Article 18 provides that Member States shall provide that the controller of information must notify the supervisory authority (described in Article 28 as an independent public authority responsible for monitoring the application of the provisions adopted by the Member States) before carrying out any wholly or partly automatic processing operation (or set of operations) intended to serve a single purpose or several related purposes. The article also provides for simplification of the notification process or exemption from the process altogether, in certain circumstances. Article 19 sets out the information to be given in the notification.

Article 20 requires Member States to determine the processing operations likely to present specific risks to the rights and freedoms of data subjects and to check (itself or through a supervisory authority) that the processing operations are examined prior to the start thereof.

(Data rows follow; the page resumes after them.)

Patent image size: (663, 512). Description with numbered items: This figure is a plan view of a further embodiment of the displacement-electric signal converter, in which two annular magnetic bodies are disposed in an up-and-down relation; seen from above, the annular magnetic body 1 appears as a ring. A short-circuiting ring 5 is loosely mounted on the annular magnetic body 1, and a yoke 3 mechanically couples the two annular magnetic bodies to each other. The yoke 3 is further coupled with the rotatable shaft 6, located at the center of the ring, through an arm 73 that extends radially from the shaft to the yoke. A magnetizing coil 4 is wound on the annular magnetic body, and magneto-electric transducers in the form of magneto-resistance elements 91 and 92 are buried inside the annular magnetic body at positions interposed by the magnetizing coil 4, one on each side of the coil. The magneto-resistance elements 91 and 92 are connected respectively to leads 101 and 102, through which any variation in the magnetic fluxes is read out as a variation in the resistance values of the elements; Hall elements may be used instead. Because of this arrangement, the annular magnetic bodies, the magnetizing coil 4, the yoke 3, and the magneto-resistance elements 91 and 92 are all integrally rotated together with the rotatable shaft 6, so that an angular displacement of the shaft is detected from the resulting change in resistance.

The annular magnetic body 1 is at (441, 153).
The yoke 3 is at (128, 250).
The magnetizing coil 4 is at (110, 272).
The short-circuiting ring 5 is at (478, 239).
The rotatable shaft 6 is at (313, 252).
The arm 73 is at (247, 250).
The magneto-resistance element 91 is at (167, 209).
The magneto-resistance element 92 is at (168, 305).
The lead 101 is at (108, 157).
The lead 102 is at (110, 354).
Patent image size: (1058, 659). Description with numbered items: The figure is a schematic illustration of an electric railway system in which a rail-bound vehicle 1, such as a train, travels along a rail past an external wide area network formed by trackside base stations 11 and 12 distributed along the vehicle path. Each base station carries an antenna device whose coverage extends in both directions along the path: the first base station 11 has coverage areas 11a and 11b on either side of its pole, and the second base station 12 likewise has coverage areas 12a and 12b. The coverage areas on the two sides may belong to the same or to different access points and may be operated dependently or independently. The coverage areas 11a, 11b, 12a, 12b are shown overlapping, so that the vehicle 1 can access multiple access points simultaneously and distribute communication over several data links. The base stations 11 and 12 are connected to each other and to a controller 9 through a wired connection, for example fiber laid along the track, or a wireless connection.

Article 21 requires Member States to take measures to ensure that processing operations are publicised, and that a register of processing operations be kept by the supervisory authority, and may be inspected by any person.

CHAPTER IV: transfer of personal data to third countries:

Article 25 requires Member States to ensure that the transfer of personal data to a third country (for processing) may only take place if the third country ensures an adequate level of protection, and outlines the procedures for assessing whether protection is adequate, and for dealing with the situation where a third country does not ensure adequate levels of protection. Article 26 sets out the circumstances in which the transfer of personal information is allowed to a third country that does not ensure an adequate level of protection. NPP 9 requires similar safeguards where personal information is transferred to a foreign country.